Truly portable high-end audio products are rare, but Furutech's Cruise USB digital-to-analog converter/headphone amplifier will wow demanding audiophiles.

The Furutech Cruise headphone amplifier Steve Guttenberg

There's good sound, and there's high-end sound; the difference is in the details. Case in point: the little Cruise USB digital-to-analog headphone amplifier from Alpha Design Labs by Furutech.

The Cruise sounds clear, clean and remarkably transparent. Regarding the details, connectivity comes in two flavors, there's a 3.5 mm analog stereo line input and 24/96 USB digital input. The Cruise can run off its external AC power supply, internal rechargeable lithium ion battery, or USB power from your computer. Furutech claims the battery is good for 80 hours of playback time.

High-end gear has to look the part, and again the Cruise scores. It may be a little thing, but it feels solid. Mirror-polished, nonmagnetic stainless-steel end caps flank a curvy, high-gloss carbon fiber body. Resting on my desktop the Cruise absolutely looks the part; it's the real deal.

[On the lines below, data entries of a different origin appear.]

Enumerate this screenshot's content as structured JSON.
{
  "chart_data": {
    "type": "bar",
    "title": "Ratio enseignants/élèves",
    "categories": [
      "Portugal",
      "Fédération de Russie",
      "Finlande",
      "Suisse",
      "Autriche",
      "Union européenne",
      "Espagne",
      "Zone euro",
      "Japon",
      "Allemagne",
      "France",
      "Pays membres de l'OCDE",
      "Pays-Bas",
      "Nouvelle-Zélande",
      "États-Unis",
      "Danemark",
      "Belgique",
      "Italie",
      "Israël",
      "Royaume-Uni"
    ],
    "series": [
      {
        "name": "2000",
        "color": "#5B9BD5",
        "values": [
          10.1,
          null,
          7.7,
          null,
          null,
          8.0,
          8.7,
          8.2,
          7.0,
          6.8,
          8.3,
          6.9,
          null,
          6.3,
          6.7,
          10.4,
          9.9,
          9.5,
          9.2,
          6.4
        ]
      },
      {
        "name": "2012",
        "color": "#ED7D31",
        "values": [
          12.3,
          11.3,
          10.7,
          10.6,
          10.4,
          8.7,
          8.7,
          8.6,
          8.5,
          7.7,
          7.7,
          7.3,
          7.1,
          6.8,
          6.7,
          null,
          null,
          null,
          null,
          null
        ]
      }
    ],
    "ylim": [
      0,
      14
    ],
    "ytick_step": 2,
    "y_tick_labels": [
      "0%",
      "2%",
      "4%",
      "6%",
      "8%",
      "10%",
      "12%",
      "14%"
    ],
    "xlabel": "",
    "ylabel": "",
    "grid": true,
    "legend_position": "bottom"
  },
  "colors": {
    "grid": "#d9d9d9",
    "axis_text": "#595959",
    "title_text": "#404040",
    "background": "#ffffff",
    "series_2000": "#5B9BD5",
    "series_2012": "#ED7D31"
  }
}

I started my listening sessions with my 12-year-old Sennheiser HD 580 full-size headphones. I have to admit that I never really used them all that much over the years. They are "hard to drive" and can sound lifeless and boring with a lot of amps, and only sound their best with above average headphone amplifiers. With the Cruise, the HD 580 had extraordinary resolution, but not so much it ever went too far and sounded bright. "Grain" in the audiophile lexicon refers to a subtle gritty haze superimposed over the sound, and it can be so subtle you only really start to notice it when you hear an amplifier that doesn't have grain. That would be the Cruise. It's oh-so smooth and sweet, it handily brings out the best in most recordings.

Next I hooked up my JH-13 in-ear headphones , and was amazed by how much more open (less inside my head) they sounded with the Cruise. A bootlegged Max Roach drum solo CD packed a mighty wallop, and bass seemed more powerful than I get with the JH-13 plugged directly into my iPod. What a difference!

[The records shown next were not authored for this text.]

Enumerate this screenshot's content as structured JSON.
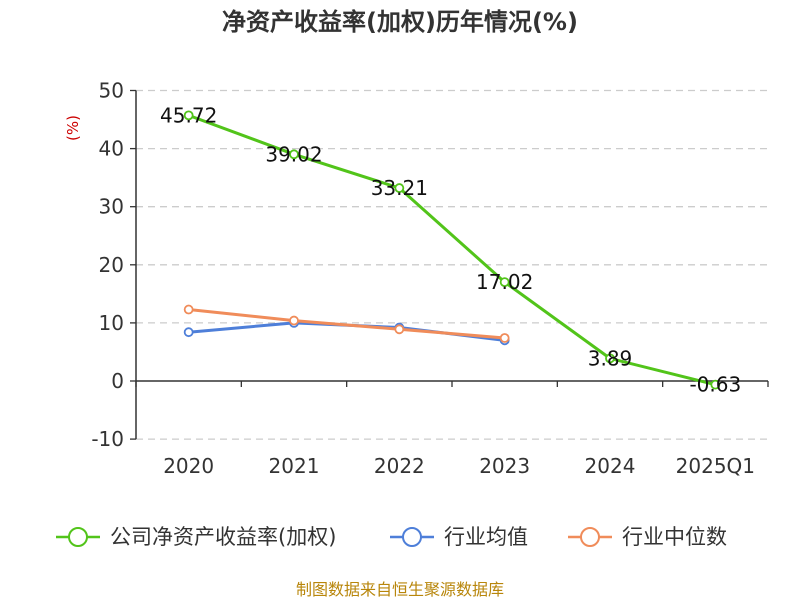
{
  "chart_data": {
    "type": "line",
    "title": "净资产收益率(加权)历年情况(%)",
    "ylabel": "(%)",
    "xlabel": "",
    "categories": [
      "2020",
      "2021",
      "2022",
      "2023",
      "2024",
      "2025Q1"
    ],
    "y_ticks": [
      50,
      40,
      30,
      20,
      10,
      0,
      -10
    ],
    "ylim": [
      -10,
      50
    ],
    "grid": true,
    "legend_position": "bottom",
    "series": [
      {
        "name": "公司净资产收益率(加权)",
        "color": "#52c41a",
        "values": [
          45.72,
          39.02,
          33.21,
          17.02,
          3.89,
          -0.63
        ],
        "labels": [
          "45.72",
          "39.02",
          "33.21",
          "17.02",
          "3.89",
          "-0.63"
        ]
      },
      {
        "name": "行业均值",
        "color": "#4e7fd9",
        "values": [
          8.4,
          10.0,
          9.2,
          7.0,
          null,
          null
        ]
      },
      {
        "name": "行业中位数",
        "color": "#f08c5a",
        "values": [
          12.3,
          10.4,
          8.9,
          7.4,
          null,
          null
        ]
      }
    ],
    "source": "制图数据来自恒生聚源数据库",
    "colors": {
      "ylabel": "#cc0000",
      "source": "#b8860b",
      "grid": "#cccccc",
      "axis": "#333333"
    }
  }
}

I also tried my Bower & Wilkins P5 on-ear headphones. The P5 was more muscular than ever, less laid-back and mellow, but more transparent. It sounds like a better headphone than I thought it was.

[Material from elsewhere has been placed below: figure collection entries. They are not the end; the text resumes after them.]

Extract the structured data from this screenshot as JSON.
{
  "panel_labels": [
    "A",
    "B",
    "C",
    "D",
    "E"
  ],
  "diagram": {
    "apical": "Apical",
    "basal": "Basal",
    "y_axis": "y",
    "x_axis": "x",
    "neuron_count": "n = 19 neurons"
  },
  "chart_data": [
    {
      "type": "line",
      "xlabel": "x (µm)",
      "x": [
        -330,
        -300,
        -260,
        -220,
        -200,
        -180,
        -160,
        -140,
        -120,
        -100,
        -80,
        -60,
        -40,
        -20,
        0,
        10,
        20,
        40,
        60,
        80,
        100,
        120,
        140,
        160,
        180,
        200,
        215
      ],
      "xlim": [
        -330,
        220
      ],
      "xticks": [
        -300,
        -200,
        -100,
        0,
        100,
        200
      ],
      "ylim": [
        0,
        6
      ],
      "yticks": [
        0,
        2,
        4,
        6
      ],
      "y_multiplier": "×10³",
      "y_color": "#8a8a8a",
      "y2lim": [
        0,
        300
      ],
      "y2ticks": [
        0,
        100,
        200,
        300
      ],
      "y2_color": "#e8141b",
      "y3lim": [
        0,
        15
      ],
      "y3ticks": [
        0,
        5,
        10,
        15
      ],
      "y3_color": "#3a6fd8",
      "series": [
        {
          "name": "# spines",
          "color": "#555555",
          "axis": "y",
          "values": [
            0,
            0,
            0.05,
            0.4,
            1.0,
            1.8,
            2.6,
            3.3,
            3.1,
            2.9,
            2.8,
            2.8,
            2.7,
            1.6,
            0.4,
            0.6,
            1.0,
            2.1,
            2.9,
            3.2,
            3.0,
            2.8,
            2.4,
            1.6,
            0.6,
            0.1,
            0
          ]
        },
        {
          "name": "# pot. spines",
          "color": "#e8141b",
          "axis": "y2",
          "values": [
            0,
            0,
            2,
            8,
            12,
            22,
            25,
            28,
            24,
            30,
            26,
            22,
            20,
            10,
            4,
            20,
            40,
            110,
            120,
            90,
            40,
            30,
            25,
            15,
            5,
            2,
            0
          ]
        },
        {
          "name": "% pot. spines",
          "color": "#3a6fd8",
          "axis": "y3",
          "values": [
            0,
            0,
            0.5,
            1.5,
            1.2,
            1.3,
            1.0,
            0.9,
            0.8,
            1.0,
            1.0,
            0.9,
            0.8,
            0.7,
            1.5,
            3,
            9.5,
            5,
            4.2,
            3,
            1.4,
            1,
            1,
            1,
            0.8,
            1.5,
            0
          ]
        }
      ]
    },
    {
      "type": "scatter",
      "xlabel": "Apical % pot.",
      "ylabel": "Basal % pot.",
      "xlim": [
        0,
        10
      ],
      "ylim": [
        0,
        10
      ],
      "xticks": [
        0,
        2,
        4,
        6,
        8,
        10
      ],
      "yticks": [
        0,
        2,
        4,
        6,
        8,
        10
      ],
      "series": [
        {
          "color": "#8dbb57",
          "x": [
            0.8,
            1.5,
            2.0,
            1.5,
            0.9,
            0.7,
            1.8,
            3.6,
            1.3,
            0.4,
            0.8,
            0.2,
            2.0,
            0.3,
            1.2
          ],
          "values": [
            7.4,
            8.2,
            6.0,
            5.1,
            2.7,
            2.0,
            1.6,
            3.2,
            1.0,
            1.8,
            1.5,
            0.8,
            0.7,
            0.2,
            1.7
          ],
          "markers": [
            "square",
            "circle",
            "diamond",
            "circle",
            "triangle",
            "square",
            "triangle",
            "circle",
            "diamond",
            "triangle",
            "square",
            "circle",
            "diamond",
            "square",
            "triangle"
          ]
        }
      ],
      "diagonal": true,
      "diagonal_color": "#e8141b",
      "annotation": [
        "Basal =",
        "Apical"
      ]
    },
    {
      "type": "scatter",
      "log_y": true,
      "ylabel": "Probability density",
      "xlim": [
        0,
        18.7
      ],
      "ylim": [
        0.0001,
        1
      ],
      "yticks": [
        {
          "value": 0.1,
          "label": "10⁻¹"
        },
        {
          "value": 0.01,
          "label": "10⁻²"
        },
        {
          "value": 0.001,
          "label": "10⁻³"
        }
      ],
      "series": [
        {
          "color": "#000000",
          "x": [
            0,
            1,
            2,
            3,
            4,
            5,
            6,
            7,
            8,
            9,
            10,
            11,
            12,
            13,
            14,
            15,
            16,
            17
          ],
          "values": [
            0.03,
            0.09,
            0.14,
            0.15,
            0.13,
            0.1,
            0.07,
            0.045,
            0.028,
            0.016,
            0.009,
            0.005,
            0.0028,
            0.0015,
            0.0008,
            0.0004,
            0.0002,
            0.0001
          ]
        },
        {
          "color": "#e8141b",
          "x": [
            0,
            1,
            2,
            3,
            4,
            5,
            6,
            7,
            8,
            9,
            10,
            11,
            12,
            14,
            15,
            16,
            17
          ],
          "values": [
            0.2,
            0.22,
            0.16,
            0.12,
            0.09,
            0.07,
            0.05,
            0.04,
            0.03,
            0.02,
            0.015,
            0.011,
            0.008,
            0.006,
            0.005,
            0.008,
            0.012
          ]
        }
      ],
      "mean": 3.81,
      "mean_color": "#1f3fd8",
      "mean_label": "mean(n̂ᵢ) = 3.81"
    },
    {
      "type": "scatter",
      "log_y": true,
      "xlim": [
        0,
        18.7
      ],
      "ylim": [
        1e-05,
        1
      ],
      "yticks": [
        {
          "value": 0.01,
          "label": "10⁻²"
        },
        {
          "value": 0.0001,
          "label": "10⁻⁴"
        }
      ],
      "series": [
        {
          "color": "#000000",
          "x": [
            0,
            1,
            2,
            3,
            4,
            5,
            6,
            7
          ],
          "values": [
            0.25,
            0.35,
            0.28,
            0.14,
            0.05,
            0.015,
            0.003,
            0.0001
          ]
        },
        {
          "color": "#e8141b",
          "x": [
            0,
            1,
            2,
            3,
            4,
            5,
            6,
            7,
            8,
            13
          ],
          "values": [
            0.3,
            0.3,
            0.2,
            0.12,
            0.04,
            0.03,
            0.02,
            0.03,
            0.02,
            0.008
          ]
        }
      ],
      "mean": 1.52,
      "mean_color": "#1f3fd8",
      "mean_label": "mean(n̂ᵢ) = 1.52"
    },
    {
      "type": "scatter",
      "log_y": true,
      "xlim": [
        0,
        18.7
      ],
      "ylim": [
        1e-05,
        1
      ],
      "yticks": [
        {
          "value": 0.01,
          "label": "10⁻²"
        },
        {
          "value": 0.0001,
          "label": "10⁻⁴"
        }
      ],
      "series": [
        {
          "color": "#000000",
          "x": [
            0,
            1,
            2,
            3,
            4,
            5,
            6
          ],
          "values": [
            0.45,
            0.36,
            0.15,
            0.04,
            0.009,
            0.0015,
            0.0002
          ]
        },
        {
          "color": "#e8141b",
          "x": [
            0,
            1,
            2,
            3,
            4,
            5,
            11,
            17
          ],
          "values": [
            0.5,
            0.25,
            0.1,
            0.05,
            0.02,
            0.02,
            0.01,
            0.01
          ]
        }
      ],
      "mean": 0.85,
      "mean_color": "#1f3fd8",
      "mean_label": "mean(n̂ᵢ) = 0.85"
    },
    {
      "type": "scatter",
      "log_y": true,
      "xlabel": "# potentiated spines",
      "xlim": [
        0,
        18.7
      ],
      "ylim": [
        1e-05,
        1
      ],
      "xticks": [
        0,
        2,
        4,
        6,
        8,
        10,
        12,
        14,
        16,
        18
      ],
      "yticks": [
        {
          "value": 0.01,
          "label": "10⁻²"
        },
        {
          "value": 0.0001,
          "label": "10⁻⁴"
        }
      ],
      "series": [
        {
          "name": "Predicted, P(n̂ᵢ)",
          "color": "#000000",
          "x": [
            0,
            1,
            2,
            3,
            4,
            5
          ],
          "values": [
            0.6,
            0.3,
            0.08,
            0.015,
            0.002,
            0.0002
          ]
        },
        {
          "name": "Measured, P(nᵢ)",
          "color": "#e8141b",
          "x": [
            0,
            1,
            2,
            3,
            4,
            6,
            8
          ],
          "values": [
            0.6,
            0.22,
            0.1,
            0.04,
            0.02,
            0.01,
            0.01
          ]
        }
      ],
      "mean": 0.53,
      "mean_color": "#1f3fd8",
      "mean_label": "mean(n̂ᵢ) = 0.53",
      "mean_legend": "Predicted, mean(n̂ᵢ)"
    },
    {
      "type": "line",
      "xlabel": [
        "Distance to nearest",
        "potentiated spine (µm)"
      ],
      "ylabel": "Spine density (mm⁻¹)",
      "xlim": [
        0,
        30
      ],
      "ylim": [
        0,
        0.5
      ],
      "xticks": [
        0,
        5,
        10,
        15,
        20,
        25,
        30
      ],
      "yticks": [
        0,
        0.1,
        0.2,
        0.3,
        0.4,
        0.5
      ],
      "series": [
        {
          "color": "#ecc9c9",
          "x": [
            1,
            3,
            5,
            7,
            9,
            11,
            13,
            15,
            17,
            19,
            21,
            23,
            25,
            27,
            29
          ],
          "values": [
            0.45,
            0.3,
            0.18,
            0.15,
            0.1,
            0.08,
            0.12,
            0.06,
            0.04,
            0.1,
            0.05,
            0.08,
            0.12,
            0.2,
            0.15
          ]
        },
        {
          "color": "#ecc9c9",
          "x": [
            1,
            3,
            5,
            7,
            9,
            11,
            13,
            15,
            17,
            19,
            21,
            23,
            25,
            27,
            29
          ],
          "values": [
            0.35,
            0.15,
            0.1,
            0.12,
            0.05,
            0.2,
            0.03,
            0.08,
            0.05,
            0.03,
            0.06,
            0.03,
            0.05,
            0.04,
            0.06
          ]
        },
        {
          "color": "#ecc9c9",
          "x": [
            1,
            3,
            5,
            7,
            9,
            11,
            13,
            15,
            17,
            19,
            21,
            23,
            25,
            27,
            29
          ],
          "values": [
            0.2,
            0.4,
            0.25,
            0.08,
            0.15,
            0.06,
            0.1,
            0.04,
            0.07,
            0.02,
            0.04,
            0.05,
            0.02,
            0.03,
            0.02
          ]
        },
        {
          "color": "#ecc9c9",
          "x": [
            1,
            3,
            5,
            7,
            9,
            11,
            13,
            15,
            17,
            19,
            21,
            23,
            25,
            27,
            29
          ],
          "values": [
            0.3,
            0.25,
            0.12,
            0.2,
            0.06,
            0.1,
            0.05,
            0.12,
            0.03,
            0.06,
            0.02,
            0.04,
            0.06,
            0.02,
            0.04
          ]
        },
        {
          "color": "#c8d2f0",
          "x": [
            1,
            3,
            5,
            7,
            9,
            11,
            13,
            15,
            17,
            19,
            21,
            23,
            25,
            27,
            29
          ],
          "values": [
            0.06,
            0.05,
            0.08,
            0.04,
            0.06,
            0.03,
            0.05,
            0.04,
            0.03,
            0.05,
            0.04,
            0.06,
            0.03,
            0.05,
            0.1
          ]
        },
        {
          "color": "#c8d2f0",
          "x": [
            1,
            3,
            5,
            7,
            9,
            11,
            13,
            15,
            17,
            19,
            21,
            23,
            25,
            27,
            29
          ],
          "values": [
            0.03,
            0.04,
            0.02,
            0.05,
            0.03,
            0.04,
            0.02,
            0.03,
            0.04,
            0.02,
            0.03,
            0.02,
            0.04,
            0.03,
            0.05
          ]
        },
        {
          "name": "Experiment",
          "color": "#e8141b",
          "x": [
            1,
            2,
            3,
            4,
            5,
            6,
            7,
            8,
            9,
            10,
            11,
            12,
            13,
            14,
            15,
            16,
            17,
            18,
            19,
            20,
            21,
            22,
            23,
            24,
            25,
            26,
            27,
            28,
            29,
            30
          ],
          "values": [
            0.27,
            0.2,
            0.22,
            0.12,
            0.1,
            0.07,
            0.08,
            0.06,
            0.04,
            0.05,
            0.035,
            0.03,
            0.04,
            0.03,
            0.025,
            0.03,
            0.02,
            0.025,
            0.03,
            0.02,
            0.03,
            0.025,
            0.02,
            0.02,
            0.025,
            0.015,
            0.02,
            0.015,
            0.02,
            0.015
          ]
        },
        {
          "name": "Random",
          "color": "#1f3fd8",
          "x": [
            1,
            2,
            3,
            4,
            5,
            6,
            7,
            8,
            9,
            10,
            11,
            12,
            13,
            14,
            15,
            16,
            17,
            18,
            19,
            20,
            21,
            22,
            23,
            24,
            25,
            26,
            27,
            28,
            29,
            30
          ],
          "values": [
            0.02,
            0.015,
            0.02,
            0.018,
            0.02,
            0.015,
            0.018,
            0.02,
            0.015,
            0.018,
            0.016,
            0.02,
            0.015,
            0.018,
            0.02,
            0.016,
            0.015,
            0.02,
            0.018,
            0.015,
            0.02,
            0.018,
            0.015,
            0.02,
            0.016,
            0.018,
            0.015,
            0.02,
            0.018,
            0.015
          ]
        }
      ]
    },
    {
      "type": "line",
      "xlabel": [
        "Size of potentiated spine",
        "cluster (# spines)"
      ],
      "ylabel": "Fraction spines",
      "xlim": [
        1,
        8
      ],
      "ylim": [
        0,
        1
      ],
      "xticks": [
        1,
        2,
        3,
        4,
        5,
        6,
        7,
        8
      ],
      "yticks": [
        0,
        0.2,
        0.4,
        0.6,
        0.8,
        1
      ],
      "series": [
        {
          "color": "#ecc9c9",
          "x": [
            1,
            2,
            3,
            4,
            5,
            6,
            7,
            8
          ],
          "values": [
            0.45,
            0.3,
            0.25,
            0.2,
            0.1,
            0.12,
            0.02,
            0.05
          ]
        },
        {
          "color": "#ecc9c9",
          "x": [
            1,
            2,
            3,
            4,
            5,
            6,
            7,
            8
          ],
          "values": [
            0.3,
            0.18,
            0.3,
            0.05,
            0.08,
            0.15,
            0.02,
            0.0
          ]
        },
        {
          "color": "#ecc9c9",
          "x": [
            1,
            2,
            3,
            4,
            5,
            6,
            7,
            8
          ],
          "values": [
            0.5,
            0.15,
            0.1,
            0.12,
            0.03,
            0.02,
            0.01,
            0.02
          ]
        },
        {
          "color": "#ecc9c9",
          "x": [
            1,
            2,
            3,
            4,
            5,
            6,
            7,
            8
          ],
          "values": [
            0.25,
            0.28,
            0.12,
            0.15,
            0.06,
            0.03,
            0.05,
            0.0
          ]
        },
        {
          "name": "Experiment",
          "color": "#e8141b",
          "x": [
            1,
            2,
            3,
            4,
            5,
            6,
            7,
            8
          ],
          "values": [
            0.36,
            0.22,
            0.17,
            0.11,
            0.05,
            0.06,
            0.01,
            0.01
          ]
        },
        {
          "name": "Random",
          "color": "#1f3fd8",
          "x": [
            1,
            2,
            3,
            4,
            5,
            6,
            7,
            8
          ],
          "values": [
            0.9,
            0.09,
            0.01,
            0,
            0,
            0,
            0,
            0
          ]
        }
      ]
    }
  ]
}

Those remarks refer to the sound I heard at home with the Cruise hooked up to my Mac Mini computer via USB, and when I was on the go I plugged my iPod into the Cruise's "line-in" jack (with an Apple 30-pin to 3.5 mm adapter cable). You can also use the Cruise with any portable device with the included 3.5 mm to 3.5 mm cable. The Cruise sounded nearly as sweet from my iPod as it did with my computer, and it was a pleasure having this level of sound quality in a portable package.

The Cruise sells for $475. If you can do without the carbon fiber body, the Furutech Stride is much the same and goes for $350. Nice!